From the chart we see that welfarists try to maximize [the sum of] individual utilities subject to a budget constraint. Extra-welfarist, try to maximize health which is done by choosing all medical procedures which are more cost-effective than a certain threshold. This threshold, C, is must be chosen by policymakers. Welfarists wisely see that some individuals value health more than others in comparison to other goods. The extra-welfarist assumes all individuals with the same disease are homogeneous. This may seem naive, but in practice, it is very difficult to find each individuals willingness to pay for an increased level of health.

Extra-welfarists often try to elicit willingness-to-pay (WTP) measures for an additional QALY (i.e. quality-adjusted life year). If one applies a single WTP for each QALY, this “will entail overriding individual preferences such as diminishing marginal utility of health and potential differences in the value of increment health across population groups.” If we could rank health on a scale from 0 to 100 where 0 is equivalent to death and 100 is perfect health, economists would argue that under diminishing marginal utility of health that and individual would value an increase in health from 50 to 60 more than they would an increase from 90 to 100.

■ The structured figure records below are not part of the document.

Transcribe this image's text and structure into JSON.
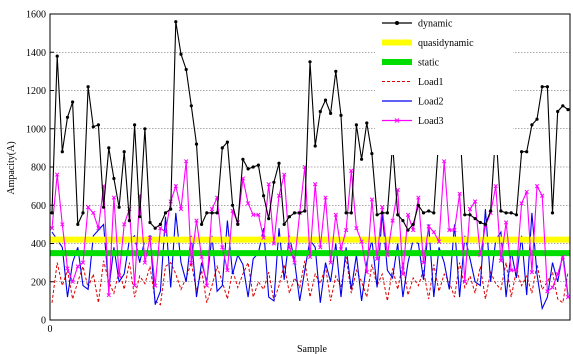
{
  "chart_data": {
    "type": "line",
    "title": "",
    "xlabel": "Sample",
    "ylabel": "Ampacity(A)",
    "xlim": [
      0,
      130
    ],
    "ylim": [
      0,
      1600
    ],
    "x_ticks": [
      "0"
    ],
    "y_ticks": [
      0,
      200,
      400,
      600,
      800,
      1000,
      1200,
      1400,
      1600
    ],
    "grid": "horizontal dotted",
    "legend_position": "top-right",
    "series": [
      {
        "name": "dynamic",
        "color": "#000000",
        "style": "solid-dots",
        "values": [
          560,
          1380,
          880,
          1060,
          1140,
          500,
          560,
          1220,
          1010,
          1020,
          590,
          900,
          740,
          590,
          880,
          520,
          1020,
          540,
          1000,
          510,
          480,
          500,
          560,
          580,
          1560,
          1390,
          1310,
          1120,
          920,
          500,
          560,
          560,
          560,
          900,
          930,
          600,
          500,
          840,
          790,
          800,
          810,
          650,
          530,
          720,
          820,
          500,
          540,
          560,
          560,
          570,
          1350,
          910,
          1090,
          1150,
          1080,
          1300,
          1070,
          560,
          560,
          1020,
          840,
          1030,
          870,
          550,
          560,
          560,
          920,
          550,
          520,
          470,
          500,
          600,
          560,
          570,
          560,
          970,
          960,
          880,
          890,
          1030,
          550,
          550,
          530,
          510,
          500,
          570,
          990,
          570,
          560,
          560,
          550,
          880,
          880,
          1020,
          1050,
          1220,
          1220,
          560,
          1090,
          1120,
          1100
        ]
      },
      {
        "name": "quasidynamic",
        "color": "#ffff00",
        "style": "thick",
        "values": [
          420,
          420
        ]
      },
      {
        "name": "static",
        "color": "#00dd00",
        "style": "thick",
        "values": [
          350,
          350
        ]
      },
      {
        "name": "Load1",
        "color": "#e00000",
        "style": "dashed",
        "values": [
          90,
          300,
          180,
          260,
          110,
          200,
          280,
          170,
          240,
          90,
          310,
          200,
          140,
          260,
          160,
          300,
          120,
          230,
          190,
          280,
          100,
          80,
          280,
          300,
          240,
          160,
          220,
          300,
          150,
          260,
          90,
          180,
          280,
          200,
          110,
          260,
          170,
          240,
          300,
          120,
          200,
          160,
          250,
          100,
          180,
          290,
          140,
          220,
          170,
          310,
          120,
          240,
          190,
          280,
          100,
          230,
          170,
          330,
          140,
          260,
          200,
          120,
          290,
          180,
          240,
          100,
          270,
          160,
          300,
          130,
          220,
          180,
          260,
          110,
          290,
          150,
          240,
          200,
          120,
          300,
          170,
          230,
          140,
          280,
          110,
          250,
          190,
          160,
          300,
          120,
          260,
          180,
          230,
          140,
          290,
          160,
          200,
          250,
          110,
          90,
          250
        ]
      },
      {
        "name": "Load2",
        "color": "#0000ee",
        "style": "solid",
        "values": [
          460,
          420,
          380,
          120,
          300,
          380,
          180,
          160,
          440,
          470,
          500,
          160,
          380,
          200,
          240,
          420,
          440,
          300,
          420,
          440,
          80,
          150,
          540,
          170,
          560,
          300,
          200,
          440,
          120,
          300,
          200,
          440,
          150,
          180,
          520,
          240,
          340,
          290,
          120,
          320,
          350,
          480,
          120,
          100,
          480,
          210,
          440,
          310,
          100,
          260,
          420,
          380,
          90,
          300,
          200,
          400,
          120,
          380,
          160,
          340,
          100,
          300,
          420,
          170,
          560,
          260,
          220,
          400,
          120,
          300,
          420,
          400,
          210,
          500,
          120,
          380,
          300,
          160,
          500,
          120,
          440,
          320,
          200,
          180,
          580,
          200,
          420,
          460,
          120,
          360,
          220,
          440,
          130,
          560,
          240,
          60,
          120,
          300,
          200,
          350,
          130
        ]
      },
      {
        "name": "Load3",
        "color": "#ff00ff",
        "style": "solid-x",
        "values": [
          480,
          760,
          500,
          270,
          200,
          280,
          300,
          590,
          560,
          480,
          700,
          130,
          640,
          230,
          500,
          580,
          180,
          650,
          300,
          430,
          180,
          480,
          460,
          620,
          700,
          580,
          830,
          300,
          520,
          330,
          180,
          580,
          640,
          380,
          260,
          570,
          510,
          740,
          610,
          550,
          550,
          430,
          710,
          400,
          650,
          760,
          380,
          300,
          560,
          800,
          330,
          710,
          380,
          640,
          300,
          550,
          370,
          470,
          780,
          480,
          410,
          250,
          630,
          320,
          590,
          340,
          520,
          680,
          240,
          550,
          470,
          640,
          300,
          490,
          460,
          410,
          830,
          470,
          470,
          660,
          200,
          580,
          620,
          340,
          490,
          560,
          700,
          310,
          510,
          260,
          260,
          610,
          670,
          250,
          700,
          650,
          150,
          170,
          240,
          330,
          120
        ]
      }
    ]
  }
}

So is using the extra-welfarist QALY acceptable? While the welfarist camp offers no practical, easily estimable alternative, the do bring out some short comings of using QALYs (e.g., diminishing marginal utility of health, individual heterogeneity in terms of valuation of health against other good). Thus, I think the QALY method is helpful to analyze the benefit of a particular medical treatment, but the cost per QALY should not be the only factor taken into account when analyzing whether or not to adopt a new medical procedure.